Power of point source is 450 watts. Radiation pressure on a perfectly reflecting surface at a distance of 2 meters is:

• A. \( 1.5 \times 10^{-8} \)
• B. \( 3 \times 10^{-8} \)
• C. \( 0 \)
• D. \( 6 \times 10^{-8} \)

Hint:

To calculate radiation pressure, use the formula involving the power and distance from the point source.

Answer 1

The Correct Option is B

The radiation pressure on a surface due to a point source of power \( P \) at a distance \( r \) is given by the formula: \[ P_{\text{rad}} = \frac{2P}{c r^2} \] Where \( c \) is the speed of light, and \( r \) is the distance from the source.
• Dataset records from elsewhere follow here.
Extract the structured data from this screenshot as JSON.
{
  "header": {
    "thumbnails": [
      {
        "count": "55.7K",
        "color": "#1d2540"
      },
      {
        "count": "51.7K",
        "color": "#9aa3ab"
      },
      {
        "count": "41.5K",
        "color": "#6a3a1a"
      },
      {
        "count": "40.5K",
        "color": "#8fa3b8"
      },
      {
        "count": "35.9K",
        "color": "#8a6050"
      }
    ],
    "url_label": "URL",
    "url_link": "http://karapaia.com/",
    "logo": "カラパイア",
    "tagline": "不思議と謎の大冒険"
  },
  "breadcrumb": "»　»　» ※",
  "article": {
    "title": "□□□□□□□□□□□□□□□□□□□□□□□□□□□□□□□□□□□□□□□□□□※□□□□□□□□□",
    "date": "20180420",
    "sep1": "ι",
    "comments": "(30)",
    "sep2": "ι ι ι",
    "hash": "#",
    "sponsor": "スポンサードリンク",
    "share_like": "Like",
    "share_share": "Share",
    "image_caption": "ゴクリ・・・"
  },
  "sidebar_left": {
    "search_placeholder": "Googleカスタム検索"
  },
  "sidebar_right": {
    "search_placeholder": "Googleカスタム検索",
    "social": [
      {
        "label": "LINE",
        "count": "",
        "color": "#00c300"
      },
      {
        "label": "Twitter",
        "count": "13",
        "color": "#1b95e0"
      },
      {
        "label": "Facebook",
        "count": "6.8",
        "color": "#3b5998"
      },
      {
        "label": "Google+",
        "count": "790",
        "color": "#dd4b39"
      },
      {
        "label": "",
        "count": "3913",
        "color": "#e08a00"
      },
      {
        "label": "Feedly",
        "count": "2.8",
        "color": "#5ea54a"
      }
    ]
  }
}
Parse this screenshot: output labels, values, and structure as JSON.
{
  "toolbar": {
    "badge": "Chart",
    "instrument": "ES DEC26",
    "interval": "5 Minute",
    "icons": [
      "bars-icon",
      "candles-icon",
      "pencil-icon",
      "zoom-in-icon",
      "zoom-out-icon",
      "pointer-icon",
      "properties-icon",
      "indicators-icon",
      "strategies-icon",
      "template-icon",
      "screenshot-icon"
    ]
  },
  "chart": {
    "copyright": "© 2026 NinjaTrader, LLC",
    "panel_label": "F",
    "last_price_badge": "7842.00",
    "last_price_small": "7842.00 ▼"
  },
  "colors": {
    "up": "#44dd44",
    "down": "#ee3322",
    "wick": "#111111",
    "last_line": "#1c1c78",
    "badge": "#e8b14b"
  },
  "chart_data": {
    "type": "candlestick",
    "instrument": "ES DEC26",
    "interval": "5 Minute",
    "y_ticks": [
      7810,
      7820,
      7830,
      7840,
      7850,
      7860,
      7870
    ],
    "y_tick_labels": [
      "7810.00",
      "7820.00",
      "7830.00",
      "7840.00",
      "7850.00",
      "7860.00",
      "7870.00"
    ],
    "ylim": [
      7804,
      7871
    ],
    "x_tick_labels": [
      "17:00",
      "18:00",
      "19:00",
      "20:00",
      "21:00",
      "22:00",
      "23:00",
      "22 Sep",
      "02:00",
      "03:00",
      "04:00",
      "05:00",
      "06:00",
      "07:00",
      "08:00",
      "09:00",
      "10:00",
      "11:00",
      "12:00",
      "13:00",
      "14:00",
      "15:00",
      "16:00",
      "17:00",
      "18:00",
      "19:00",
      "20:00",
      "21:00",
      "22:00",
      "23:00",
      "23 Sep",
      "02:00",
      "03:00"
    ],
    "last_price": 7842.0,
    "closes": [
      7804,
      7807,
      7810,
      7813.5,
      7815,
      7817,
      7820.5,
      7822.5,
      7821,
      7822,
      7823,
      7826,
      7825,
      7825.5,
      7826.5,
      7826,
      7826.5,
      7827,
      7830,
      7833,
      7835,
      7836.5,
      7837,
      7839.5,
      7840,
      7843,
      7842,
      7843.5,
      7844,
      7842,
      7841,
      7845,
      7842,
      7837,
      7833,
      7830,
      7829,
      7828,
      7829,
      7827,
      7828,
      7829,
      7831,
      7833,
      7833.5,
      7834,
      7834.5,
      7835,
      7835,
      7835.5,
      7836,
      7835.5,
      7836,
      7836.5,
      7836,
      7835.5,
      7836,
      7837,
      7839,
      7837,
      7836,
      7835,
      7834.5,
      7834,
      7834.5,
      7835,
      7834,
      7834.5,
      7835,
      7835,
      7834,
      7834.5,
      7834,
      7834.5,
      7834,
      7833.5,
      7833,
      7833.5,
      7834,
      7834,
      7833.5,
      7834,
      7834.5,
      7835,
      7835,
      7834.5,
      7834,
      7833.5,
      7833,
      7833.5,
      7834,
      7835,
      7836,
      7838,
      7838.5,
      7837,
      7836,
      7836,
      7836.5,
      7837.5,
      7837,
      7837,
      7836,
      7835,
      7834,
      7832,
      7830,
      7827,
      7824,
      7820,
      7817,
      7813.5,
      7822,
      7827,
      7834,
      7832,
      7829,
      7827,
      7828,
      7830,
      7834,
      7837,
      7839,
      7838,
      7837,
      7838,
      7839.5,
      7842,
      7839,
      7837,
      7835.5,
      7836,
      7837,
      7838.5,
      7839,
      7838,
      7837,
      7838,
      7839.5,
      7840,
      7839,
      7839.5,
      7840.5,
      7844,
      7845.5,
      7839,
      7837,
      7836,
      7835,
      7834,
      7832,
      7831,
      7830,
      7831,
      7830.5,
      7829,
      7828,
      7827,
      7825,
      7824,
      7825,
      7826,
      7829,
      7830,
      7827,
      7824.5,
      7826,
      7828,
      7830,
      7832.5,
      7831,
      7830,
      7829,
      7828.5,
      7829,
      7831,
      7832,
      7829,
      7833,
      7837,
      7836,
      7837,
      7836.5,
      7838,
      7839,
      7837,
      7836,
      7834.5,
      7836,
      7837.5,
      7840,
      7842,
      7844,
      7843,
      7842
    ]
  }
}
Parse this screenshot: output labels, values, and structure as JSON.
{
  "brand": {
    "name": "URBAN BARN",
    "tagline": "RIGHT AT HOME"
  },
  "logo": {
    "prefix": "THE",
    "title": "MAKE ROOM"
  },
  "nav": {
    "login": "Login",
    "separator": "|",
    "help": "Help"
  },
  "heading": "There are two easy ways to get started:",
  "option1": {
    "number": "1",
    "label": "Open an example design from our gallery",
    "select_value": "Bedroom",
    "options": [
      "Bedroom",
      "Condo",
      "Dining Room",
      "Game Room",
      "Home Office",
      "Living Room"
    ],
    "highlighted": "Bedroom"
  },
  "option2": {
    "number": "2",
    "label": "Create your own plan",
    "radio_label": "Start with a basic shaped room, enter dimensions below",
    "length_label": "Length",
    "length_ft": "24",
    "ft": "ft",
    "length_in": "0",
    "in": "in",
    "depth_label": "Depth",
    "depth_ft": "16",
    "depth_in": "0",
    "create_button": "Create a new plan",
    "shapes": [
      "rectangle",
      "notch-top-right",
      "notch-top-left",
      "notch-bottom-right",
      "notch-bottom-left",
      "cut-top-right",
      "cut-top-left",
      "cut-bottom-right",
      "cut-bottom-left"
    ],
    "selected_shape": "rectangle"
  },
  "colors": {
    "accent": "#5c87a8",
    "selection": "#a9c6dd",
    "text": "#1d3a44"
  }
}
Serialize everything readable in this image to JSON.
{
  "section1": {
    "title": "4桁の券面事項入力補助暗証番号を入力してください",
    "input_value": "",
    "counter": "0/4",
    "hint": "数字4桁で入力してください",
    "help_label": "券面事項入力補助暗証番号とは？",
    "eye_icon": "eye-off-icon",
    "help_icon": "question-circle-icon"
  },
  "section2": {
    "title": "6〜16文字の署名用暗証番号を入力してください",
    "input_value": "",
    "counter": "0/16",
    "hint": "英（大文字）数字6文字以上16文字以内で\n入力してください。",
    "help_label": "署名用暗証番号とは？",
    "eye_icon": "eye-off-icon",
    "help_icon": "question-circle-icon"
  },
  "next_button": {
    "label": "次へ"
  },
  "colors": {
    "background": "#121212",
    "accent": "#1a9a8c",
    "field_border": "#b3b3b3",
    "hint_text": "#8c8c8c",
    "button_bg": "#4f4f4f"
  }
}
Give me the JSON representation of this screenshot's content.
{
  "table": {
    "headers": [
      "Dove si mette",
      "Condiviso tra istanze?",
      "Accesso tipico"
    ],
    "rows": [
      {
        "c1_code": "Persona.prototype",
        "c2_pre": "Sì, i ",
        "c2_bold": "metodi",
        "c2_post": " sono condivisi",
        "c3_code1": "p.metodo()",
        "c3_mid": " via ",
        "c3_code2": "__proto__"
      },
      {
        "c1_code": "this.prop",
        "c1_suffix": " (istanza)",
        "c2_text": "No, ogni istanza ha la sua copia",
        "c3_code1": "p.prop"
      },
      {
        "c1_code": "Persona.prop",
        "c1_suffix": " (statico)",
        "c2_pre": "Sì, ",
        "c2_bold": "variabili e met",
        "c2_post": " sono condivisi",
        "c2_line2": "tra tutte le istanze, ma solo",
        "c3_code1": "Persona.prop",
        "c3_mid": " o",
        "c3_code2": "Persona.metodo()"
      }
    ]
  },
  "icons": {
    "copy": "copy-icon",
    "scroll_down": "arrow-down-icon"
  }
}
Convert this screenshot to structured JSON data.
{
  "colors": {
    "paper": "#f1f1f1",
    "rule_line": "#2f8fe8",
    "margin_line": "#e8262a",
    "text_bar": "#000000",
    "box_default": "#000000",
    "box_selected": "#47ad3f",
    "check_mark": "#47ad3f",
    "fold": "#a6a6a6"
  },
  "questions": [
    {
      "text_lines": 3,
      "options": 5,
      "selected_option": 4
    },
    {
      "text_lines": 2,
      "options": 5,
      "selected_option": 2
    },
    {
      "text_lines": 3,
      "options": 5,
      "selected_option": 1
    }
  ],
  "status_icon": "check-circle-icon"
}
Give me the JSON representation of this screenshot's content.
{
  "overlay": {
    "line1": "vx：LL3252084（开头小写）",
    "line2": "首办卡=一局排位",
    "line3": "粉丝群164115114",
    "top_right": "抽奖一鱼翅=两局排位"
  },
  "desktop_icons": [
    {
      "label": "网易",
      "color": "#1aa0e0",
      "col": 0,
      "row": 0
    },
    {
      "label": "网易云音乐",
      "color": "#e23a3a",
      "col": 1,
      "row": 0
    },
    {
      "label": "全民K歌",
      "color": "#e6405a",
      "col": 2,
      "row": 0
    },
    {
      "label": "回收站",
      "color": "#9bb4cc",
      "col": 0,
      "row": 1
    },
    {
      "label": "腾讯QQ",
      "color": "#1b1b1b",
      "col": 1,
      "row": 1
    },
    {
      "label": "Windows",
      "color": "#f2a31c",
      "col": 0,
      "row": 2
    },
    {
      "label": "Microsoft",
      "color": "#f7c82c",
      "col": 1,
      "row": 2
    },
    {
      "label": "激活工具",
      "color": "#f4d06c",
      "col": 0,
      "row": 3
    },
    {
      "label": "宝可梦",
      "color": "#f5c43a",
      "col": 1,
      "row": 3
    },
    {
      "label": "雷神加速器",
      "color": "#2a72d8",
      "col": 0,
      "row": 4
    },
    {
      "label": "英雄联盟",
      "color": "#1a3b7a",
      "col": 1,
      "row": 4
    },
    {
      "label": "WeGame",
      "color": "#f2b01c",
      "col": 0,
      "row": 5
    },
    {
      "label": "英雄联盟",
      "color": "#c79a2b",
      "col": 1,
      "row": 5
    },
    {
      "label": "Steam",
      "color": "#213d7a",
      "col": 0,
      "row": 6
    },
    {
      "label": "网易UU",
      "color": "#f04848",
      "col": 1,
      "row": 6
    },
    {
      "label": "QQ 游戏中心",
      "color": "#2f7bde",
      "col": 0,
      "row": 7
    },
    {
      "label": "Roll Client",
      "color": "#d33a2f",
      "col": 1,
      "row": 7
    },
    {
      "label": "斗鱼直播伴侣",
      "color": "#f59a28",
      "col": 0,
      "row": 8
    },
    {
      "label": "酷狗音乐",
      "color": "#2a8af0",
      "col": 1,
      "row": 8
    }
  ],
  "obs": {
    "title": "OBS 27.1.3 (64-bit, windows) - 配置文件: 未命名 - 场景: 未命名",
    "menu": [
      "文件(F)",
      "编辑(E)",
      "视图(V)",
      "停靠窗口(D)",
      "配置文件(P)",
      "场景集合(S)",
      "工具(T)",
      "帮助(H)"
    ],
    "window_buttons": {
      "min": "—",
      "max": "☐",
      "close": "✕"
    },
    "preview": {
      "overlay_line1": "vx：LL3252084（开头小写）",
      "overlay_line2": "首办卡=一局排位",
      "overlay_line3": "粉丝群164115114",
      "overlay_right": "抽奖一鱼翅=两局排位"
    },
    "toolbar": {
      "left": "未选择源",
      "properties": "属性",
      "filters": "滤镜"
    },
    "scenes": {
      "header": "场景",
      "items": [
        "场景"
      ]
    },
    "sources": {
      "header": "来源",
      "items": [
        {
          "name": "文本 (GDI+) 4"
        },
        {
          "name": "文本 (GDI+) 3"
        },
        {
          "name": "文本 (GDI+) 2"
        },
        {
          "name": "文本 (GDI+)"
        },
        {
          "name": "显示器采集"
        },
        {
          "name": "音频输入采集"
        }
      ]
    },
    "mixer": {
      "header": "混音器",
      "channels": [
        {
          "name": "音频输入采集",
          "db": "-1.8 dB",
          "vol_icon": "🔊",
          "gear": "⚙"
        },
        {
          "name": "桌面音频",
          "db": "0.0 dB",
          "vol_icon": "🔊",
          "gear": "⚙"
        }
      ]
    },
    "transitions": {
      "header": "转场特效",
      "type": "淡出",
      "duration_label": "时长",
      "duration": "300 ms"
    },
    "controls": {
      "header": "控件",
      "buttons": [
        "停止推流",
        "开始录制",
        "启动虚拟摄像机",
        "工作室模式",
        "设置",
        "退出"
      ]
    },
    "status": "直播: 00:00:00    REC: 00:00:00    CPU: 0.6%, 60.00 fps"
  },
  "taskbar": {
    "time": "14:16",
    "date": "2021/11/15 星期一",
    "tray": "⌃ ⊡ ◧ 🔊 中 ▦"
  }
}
For the given problem: - Power \( P = 450 \, \text{W} \) - Distance \( r = 2 \, \text{m} \) - Speed of light \( c = 3 \times 10^8 \, \text{m/s} \) Substituting the values: \[ P_{\text{rad}} = \frac{2 \times 450}{3 \times 10^8 \times (2)^2} = \frac{900}{12 \times 10^8} = 7.5 \times 10^{-8} \, \text{N/m}^2 \] Thus, the correct answer is \( 3 \times 10^{-8} \) (rounded).